Prior to the appearance of Lincoln’s handbill, there appeared in the Sangamo Journal on June 17 and 24, and July 8, 15, 22, and 29, six letters signed “Sampson’s Ghost,”
in which the author or authors condemned Adams for defrauding Mary Anderson out of
her husband’s land. (“Sampson” was Andrew Sampson, who had leased property to Adams
with the understanding that the latter would pay the property taxes and that Sampson
would be allowed to reclaim the land if he compensated Adams for any improvements
he might make to the land. Adam eventually claimed the tract for himself, though
it clearly belonged to Sampson. The author conflated Sampson and Anderson.) The
author or authors also accused Adams of writing and planting letters in the Democratic
press to injure Anson G. Henry, his opponent in the election for probate justice of
the peace. Given the Anderson case and the contentious circumstances surrounding
the election, these letters were possibly the work of Lincoln and his colleagues Stuart,
Baker, and Logan. Charges that Lincoln made explicit in his handbill and subsequent
replies to Adams’s rejoinders were more cloaked in the Sampson Ghost letters, but
it is obviously that only the attorneys and their associates defending Mary and Richard
Anderson would have been abreast of the evidence upon which the author or authors
made their accusations and insinuations. Some contemporaries believed that the letters
originated with Lincoln alone, and some modern scholars have also assigned Lincoln
sole authorship, including the editors of the The Law Practice of Abraham Lincoln: Complete Documentary Edition, who included the Sampson’s Ghost letters as part of the case file for Wright et al. v. Adams. Roy P. Basler, editor of The Collected Works of Abraham Lincoln, did not include them, believing that Lincoln scholars had been “somewhat precipitous
in assigning Lincoln’s authorship.” In the instance of pseudonymous or anonymous
articles published in newspapers, Basler and his editors excluded all but those which
they could prove were “incontrovertibly Lincoln’s.” Adams believed the letters came
from a group rather than one individual, and Basler could find no internal evidence
within the letters to determine conclusively that they came from Lincoln’s pen.

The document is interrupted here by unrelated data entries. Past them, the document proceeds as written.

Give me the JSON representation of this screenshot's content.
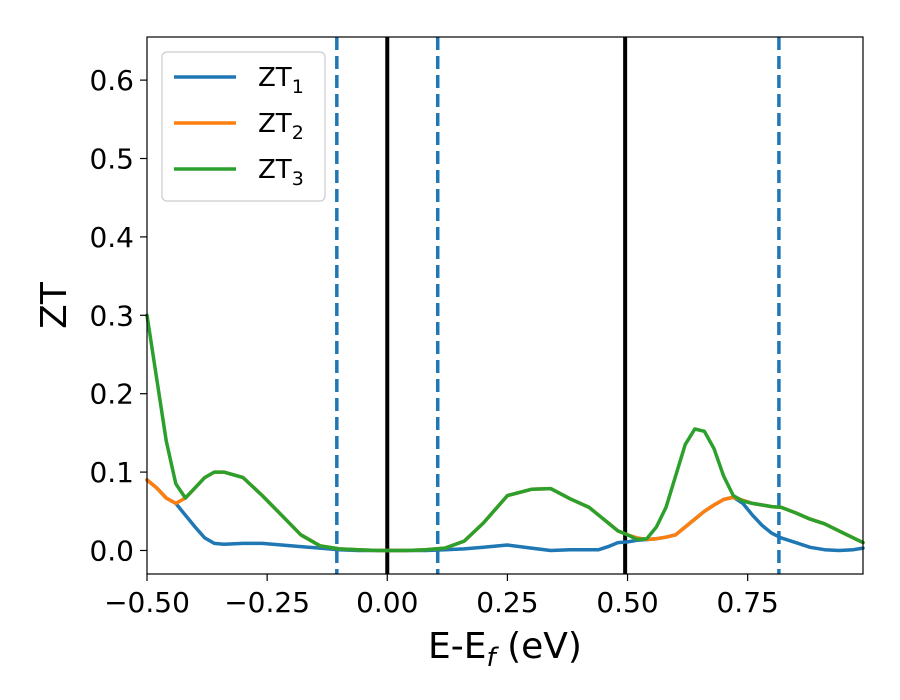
{
  "chart_data": {
    "type": "line",
    "xlabel": "E-E",
    "xlabel_sub": "f",
    "xlabel_unit": "(eV)",
    "ylabel": "ZT",
    "xlim": [
      -0.5,
      0.99
    ],
    "ylim": [
      -0.03,
      0.655
    ],
    "xticks": [
      -0.5,
      -0.25,
      0.0,
      0.25,
      0.5,
      0.75
    ],
    "xtick_labels": [
      "−0.50",
      "−0.25",
      "0.00",
      "0.25",
      "0.50",
      "0.75"
    ],
    "yticks": [
      0.0,
      0.1,
      0.2,
      0.3,
      0.4,
      0.5,
      0.6
    ],
    "ytick_labels": [
      "0.0",
      "0.1",
      "0.2",
      "0.3",
      "0.4",
      "0.5",
      "0.6"
    ],
    "grid": false,
    "legend_position": "top-left",
    "vlines": [
      {
        "x": 0.0,
        "style": "solid",
        "color": "#000000"
      },
      {
        "x": 0.495,
        "style": "solid",
        "color": "#000000"
      },
      {
        "x": -0.105,
        "style": "dashed",
        "color": "#1f77b4"
      },
      {
        "x": 0.105,
        "style": "dashed",
        "color": "#1f77b4"
      },
      {
        "x": 0.815,
        "style": "dashed",
        "color": "#1f77b4"
      }
    ],
    "series": [
      {
        "name": "ZT",
        "subscript": "1",
        "color": "#1f77b4",
        "x": [
          -0.5,
          -0.48,
          -0.46,
          -0.44,
          -0.42,
          -0.4,
          -0.38,
          -0.36,
          -0.34,
          -0.3,
          -0.26,
          -0.22,
          -0.18,
          -0.14,
          -0.1,
          -0.06,
          -0.02,
          0.0,
          0.04,
          0.08,
          0.12,
          0.16,
          0.2,
          0.25,
          0.3,
          0.34,
          0.38,
          0.42,
          0.44,
          0.46,
          0.48,
          0.5,
          0.52,
          0.54,
          0.56,
          0.58,
          0.6,
          0.62,
          0.64,
          0.66,
          0.68,
          0.7,
          0.72,
          0.74,
          0.76,
          0.78,
          0.8,
          0.82,
          0.85,
          0.88,
          0.91,
          0.94,
          0.97,
          0.99
        ],
        "y": [
          0.09,
          0.08,
          0.067,
          0.06,
          0.045,
          0.03,
          0.016,
          0.009,
          0.008,
          0.009,
          0.009,
          0.007,
          0.005,
          0.003,
          0.001,
          0.0,
          0.0,
          0.0,
          0.0,
          0.0,
          0.001,
          0.002,
          0.004,
          0.007,
          0.003,
          0.0,
          0.001,
          0.001,
          0.001,
          0.005,
          0.01,
          0.011,
          0.013,
          0.014,
          0.015,
          0.017,
          0.02,
          0.03,
          0.04,
          0.05,
          0.058,
          0.065,
          0.068,
          0.06,
          0.045,
          0.032,
          0.022,
          0.016,
          0.01,
          0.004,
          0.001,
          0.0,
          0.001,
          0.003
        ]
      },
      {
        "name": "ZT",
        "subscript": "2",
        "color": "#ff7f0e",
        "x": [
          -0.5,
          -0.48,
          -0.46,
          -0.44,
          -0.42,
          -0.4,
          -0.38,
          -0.36,
          -0.34,
          -0.3,
          -0.26,
          -0.22,
          -0.18,
          -0.14,
          -0.1,
          -0.06,
          -0.02,
          0.0,
          0.04,
          0.08,
          0.12,
          0.16,
          0.2,
          0.25,
          0.3,
          0.34,
          0.38,
          0.42,
          0.44,
          0.46,
          0.48,
          0.5,
          0.52,
          0.54,
          0.56,
          0.58,
          0.6,
          0.62,
          0.64,
          0.66,
          0.68,
          0.7,
          0.72,
          0.74,
          0.76,
          0.78,
          0.8,
          0.82,
          0.85,
          0.88,
          0.91,
          0.94,
          0.97,
          0.99
        ],
        "y": [
          0.09,
          0.08,
          0.067,
          0.06,
          0.067,
          0.08,
          0.093,
          0.1,
          0.1,
          0.093,
          0.07,
          0.045,
          0.02,
          0.006,
          0.002,
          0.001,
          0.0,
          0.0,
          0.0,
          0.001,
          0.003,
          0.012,
          0.035,
          0.07,
          0.078,
          0.079,
          0.066,
          0.055,
          0.045,
          0.035,
          0.025,
          0.02,
          0.016,
          0.014,
          0.015,
          0.017,
          0.02,
          0.03,
          0.04,
          0.05,
          0.058,
          0.065,
          0.068,
          0.064,
          0.06,
          0.058,
          0.056,
          0.055,
          0.048,
          0.04,
          0.034,
          0.025,
          0.016,
          0.01
        ]
      },
      {
        "name": "ZT",
        "subscript": "3",
        "color": "#2ca02c",
        "x": [
          -0.5,
          -0.48,
          -0.46,
          -0.44,
          -0.42,
          -0.4,
          -0.38,
          -0.36,
          -0.34,
          -0.3,
          -0.26,
          -0.22,
          -0.18,
          -0.14,
          -0.1,
          -0.06,
          -0.02,
          0.0,
          0.04,
          0.08,
          0.12,
          0.16,
          0.2,
          0.25,
          0.3,
          0.34,
          0.38,
          0.42,
          0.44,
          0.46,
          0.48,
          0.5,
          0.52,
          0.54,
          0.56,
          0.58,
          0.6,
          0.62,
          0.64,
          0.66,
          0.68,
          0.7,
          0.72,
          0.74,
          0.76,
          0.78,
          0.8,
          0.82,
          0.85,
          0.88,
          0.91,
          0.94,
          0.97,
          0.99
        ],
        "y": [
          0.3,
          0.22,
          0.14,
          0.085,
          0.067,
          0.08,
          0.093,
          0.1,
          0.1,
          0.093,
          0.07,
          0.045,
          0.02,
          0.006,
          0.002,
          0.001,
          0.0,
          0.0,
          0.0,
          0.001,
          0.003,
          0.012,
          0.035,
          0.07,
          0.078,
          0.079,
          0.066,
          0.055,
          0.045,
          0.035,
          0.025,
          0.02,
          0.014,
          0.015,
          0.03,
          0.055,
          0.095,
          0.135,
          0.155,
          0.152,
          0.13,
          0.095,
          0.07,
          0.063,
          0.06,
          0.058,
          0.056,
          0.055,
          0.048,
          0.04,
          0.034,
          0.025,
          0.016,
          0.01
        ]
      }
    ]
  }
}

Subsequent to the publication of the handbill and Lincoln’s replies to Adams’s rejoinders,
the Sangamo Journal on September 30 and October 7 published letters from “An Old Settler” offering evidence
of Adams’s dubious character and improper conduct in a land transaction with Elijah Iles. These missives may or may not have come from Lincoln, but incontrovertible evidence
to his authorship could not be found, so Basler left them out of this edition. The
editors of the Papers of Abraham Lincoln have largely followed Basler’s policy in
regard to the Sampson’s Ghost letters and other pseudonymous or anonymous articles
found in the press.
Wright et al. v. Adams languished in the Sangamon County Circuit Court, the Schuyler County Circuit Court, and again in the Sangamon County Circuit Court until Adams died, whereupon the Sangamon
County Circuit Court abated the case.
Wright et al. v. Adams, Martha L. Benner and Cullom Davis et al., eds., The Law Practice of Abraham Lincoln: Complete Documentary Edition, http://www.lawpracticeofabrahamlincoln.org/Details.aspx?case=139662; Roy P. Basler, The Collected Works of Abraham Lincoln, 1:89; Michael Burlingame, Abraham Lincoln: A Life, 1:133-36; Sangamo Journal (Springfield, IL), 17 June 1837, 3:1; 24 June 1837, 2:4; 8 July 1837, 2:4; 15 July
1837, 3:1, 2; 22 July 1837, 2:3; 29 July 1837, 2:7; 5 August 1837, 2:1; 12 August
1837, 2:1; 30 September 1837, 2:6; 7 October 1837, 2:7.
Printed Document, 2 page(s), Lincoln Collection, Abraham Lincoln Presidential Library and Museum (Springfield, IL).